Motor yang fungsinya berubah dari perjanjian di awal pendaftaran juga menjadi penyebab perusahaan asuransi menolak klaim. Misalnya, motor yang pada awal perjanjian disebut menjadi kendaraan pribadi kemudian berubah fungsi menjadi ojek maka jika ada kecelakaan sudah bukan menjadi tanggung jawab perusahaan asuransi.

Lain halnya jika pengguna sudah menginformasikan fungsi motor sejak awal maka sebagian biaya bisa ditanggung oleh perusahaan asuransi.

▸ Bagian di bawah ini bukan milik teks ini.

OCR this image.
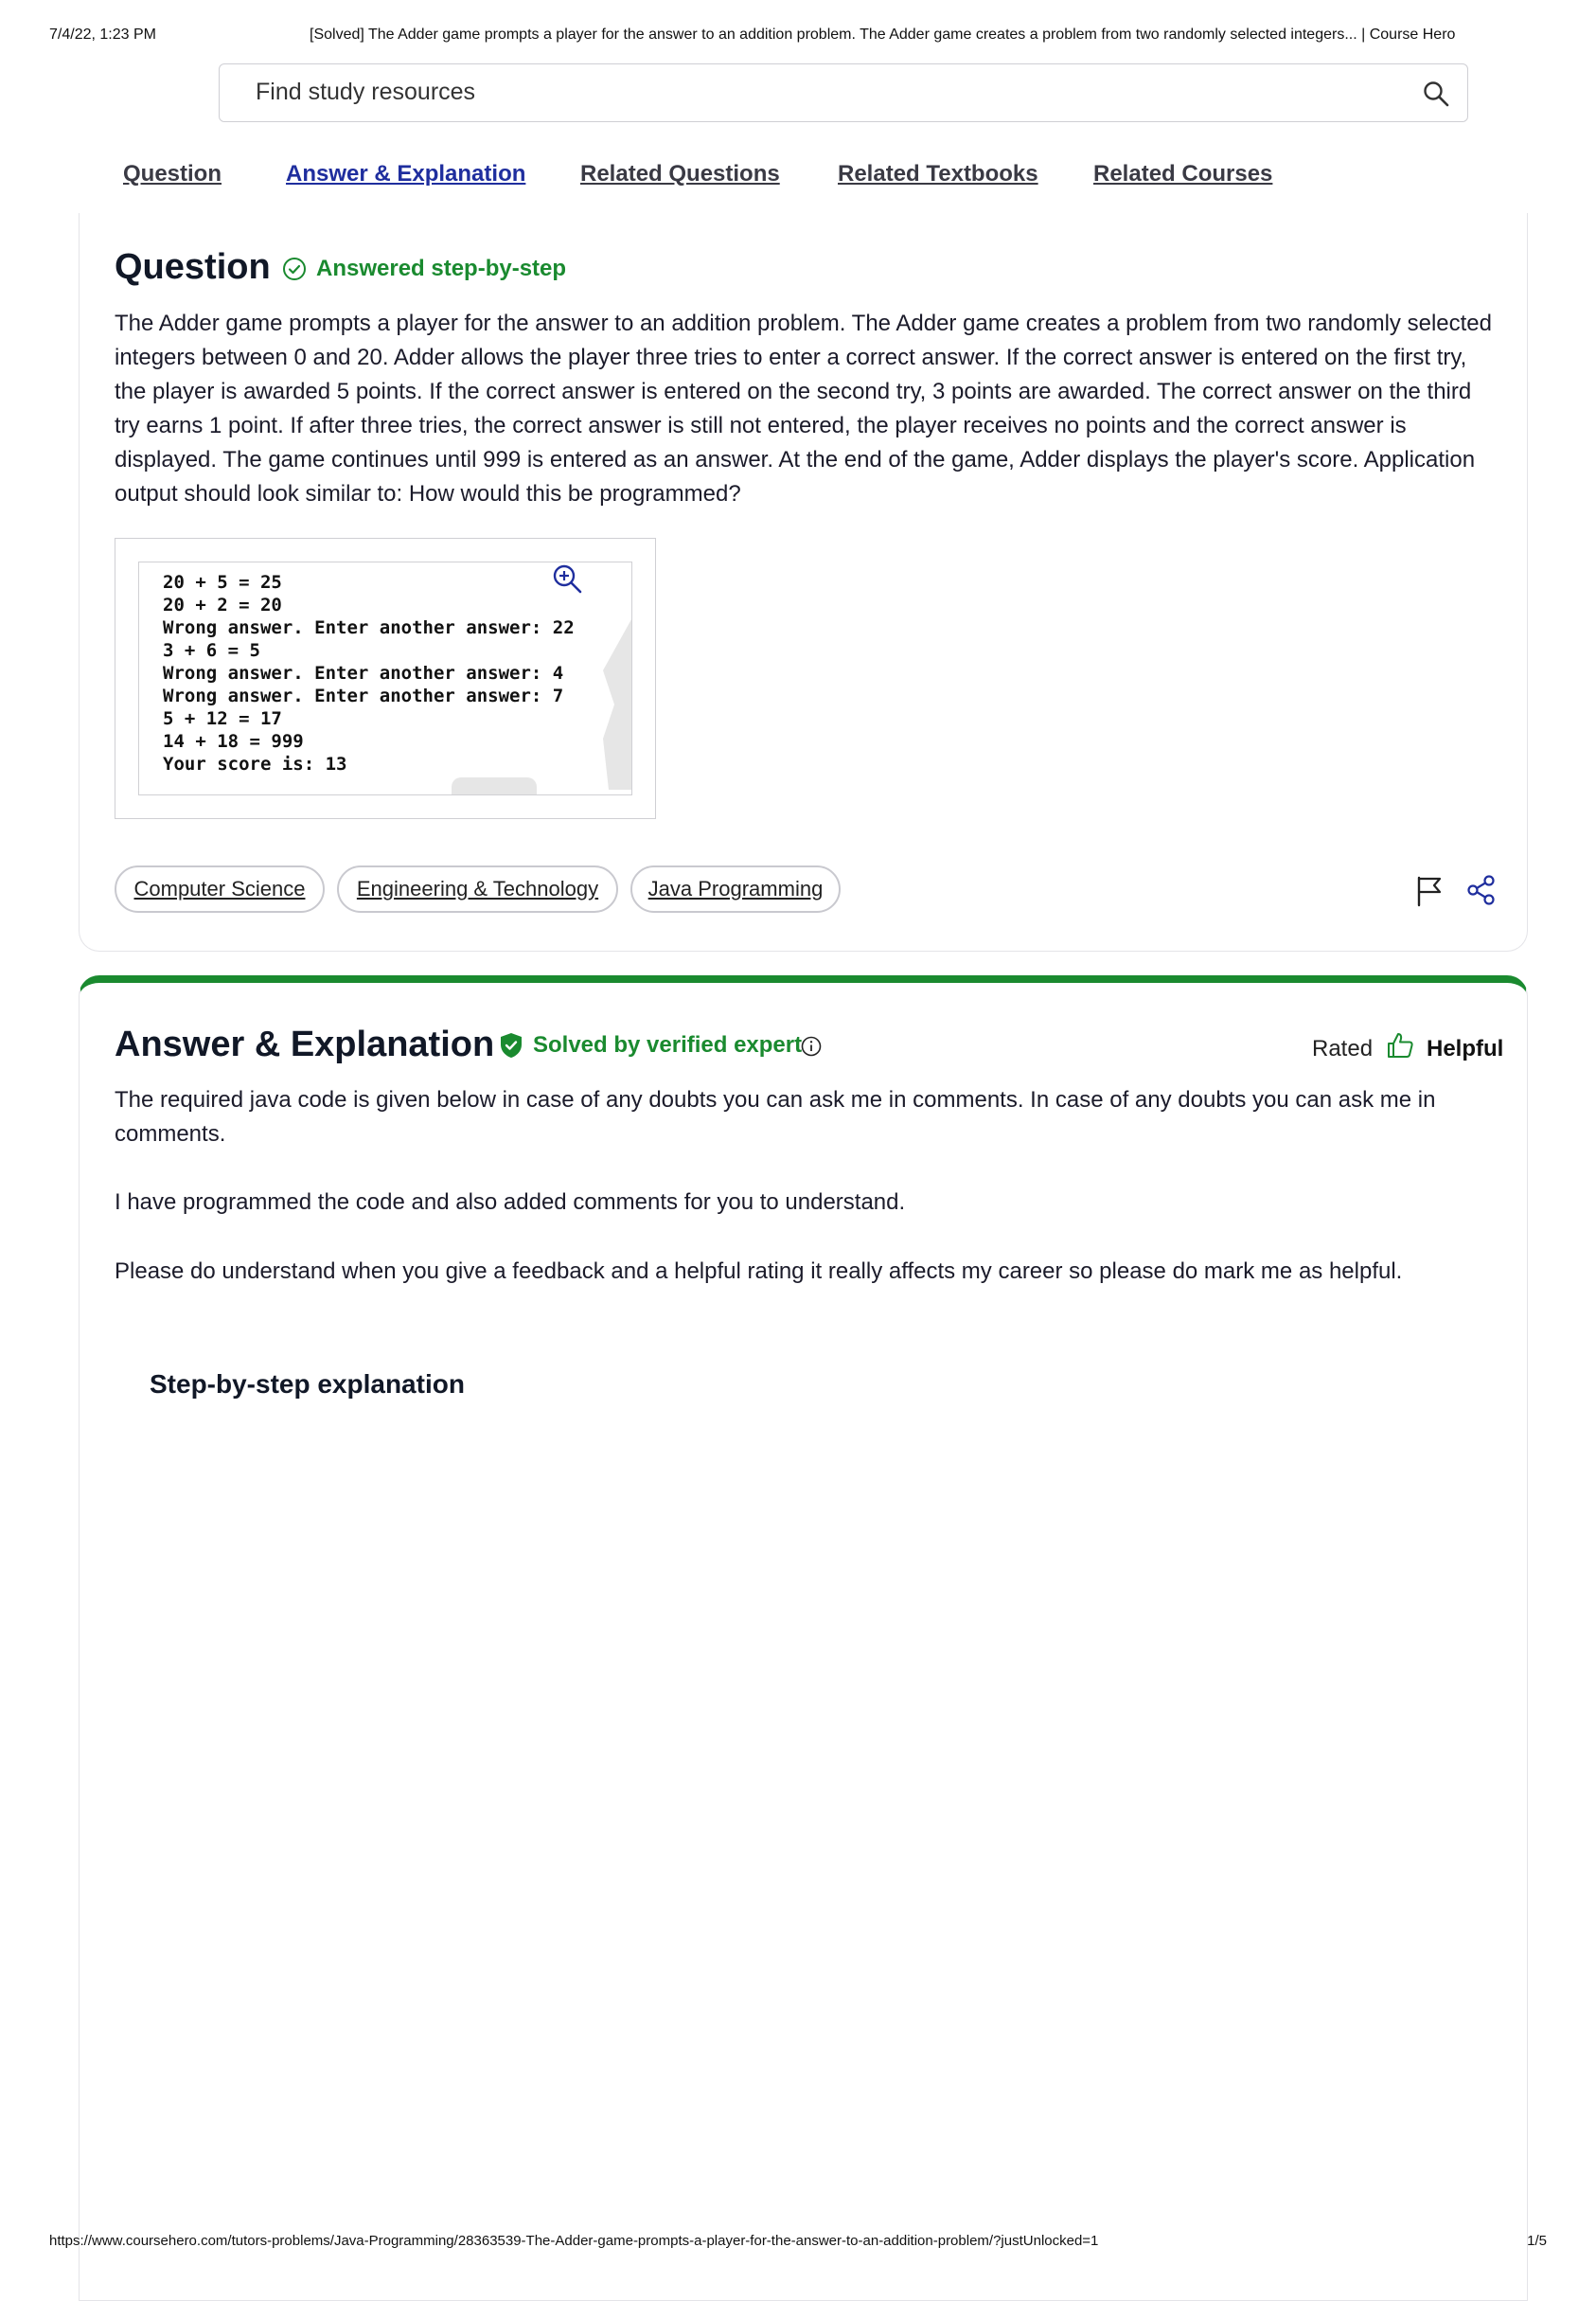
7/4/22, 1:23 PM	[Solved] The Adder game prompts a player for the answer to an addition problem. The Adder game creates a problem from two randomly selected integers... | Course Hero
Find study resources
Question	Answer & Explanation Related Questions	Related Textbooks Related Courses
Question Answered step-by-step
The Adder game prompts a player for the answer to an addition problem. The Adder game creates a problem from two randomly selected integers between 0 and 20. Adder allows the player three tries to enter a correct answer. If the correct answer is entered on the first try, the player is awarded 5 points. If the correct answer is entered on the second try, 3 points are awarded. The correct answer on the third try earns 1 point. If after three tries, the correct answer is still not entered, the player receives no points and the correct answer is displayed. The game continues until 999 is entered as an answer. At the end of the game, Adder displays the player's score. Application output should look similar to: How would this be programmed?
20 + 5 = 25
20 + 2 = 20
Wrong answer. Enter another answer: 22
3 + 6 = 5
Wrong answer. Enter another answer: 4
Wrong answer. Enter another answer: 7
5 + 12 = 17
14 + 18 = 999
Your score is: 13
Computer Science	Engineering & Technology	Java Programming
Answer & Explanation Solved by verified expert	Rated Helpful
The required java code is given below in case of any doubts you can ask me in comments. In case of any doubts you can ask me in comments.
I have programmed the code and also added comments for you to understand.
Please do understand when you give a feedback and a helpful rating it really affects my career so please do mark me as helpful.
Step-by-step explanation
https://www.coursehero.com/tutors-problems/Java-Programming/28363539-The-Adder-game-prompts-a-player-for-the-answer-to-an-addition-problem/?justUnlocked=1	1/5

Keempat, nama yang tercantum pada polis berbeda

Klaim bisa diterima jika informasi data diri pemilik kendaraan sesuai dengan yang ada pada polis. Jika berbeda, maka perusahaan asuransi akan langsung menolak pengajuan klaim.

Pastikan bahwa data diri anda sudah sesuai dengan kartu identitas sebelum pihak asuransi resmi membuat asuransi motor. Jika ada perbaikan setelah polis selesai dibuat maka perusahaan asuransi tidak akan bertanggung jawab.

Kelima, masa berlaku polis sudah habis

Usahakan supaya masa berlaku polis tidak ada tenggang waktu sehingga bisa mengajukan klaim kapan saja jika motor rusak. Karena beberapa perusahaan asuransi biasanya memberlakukan masa tenggang pada awal-awal pembuatan polis asuransi. Selain itu, pastikan bahwa pengajuan klaim tidak melebihi batas waktu yang telah ditentukan. Jika sudah melewati tanggal maka klaim akan otomatis ditolak.

Keenam, lakukan modifikasi kendaraan

Berbagai jenis modifikasi pada kendaraan tentu akan menggagalkan proses klaim karena sebagian modifikasi justru bisa merusak beberapa komponen pada motor sehingga ini tidak diizinkan oleh perusahaan asuransi. Jika ingin melakukan modifikasi maka sebaiknya lakukan konsultasi dulu pada pihak asuransi.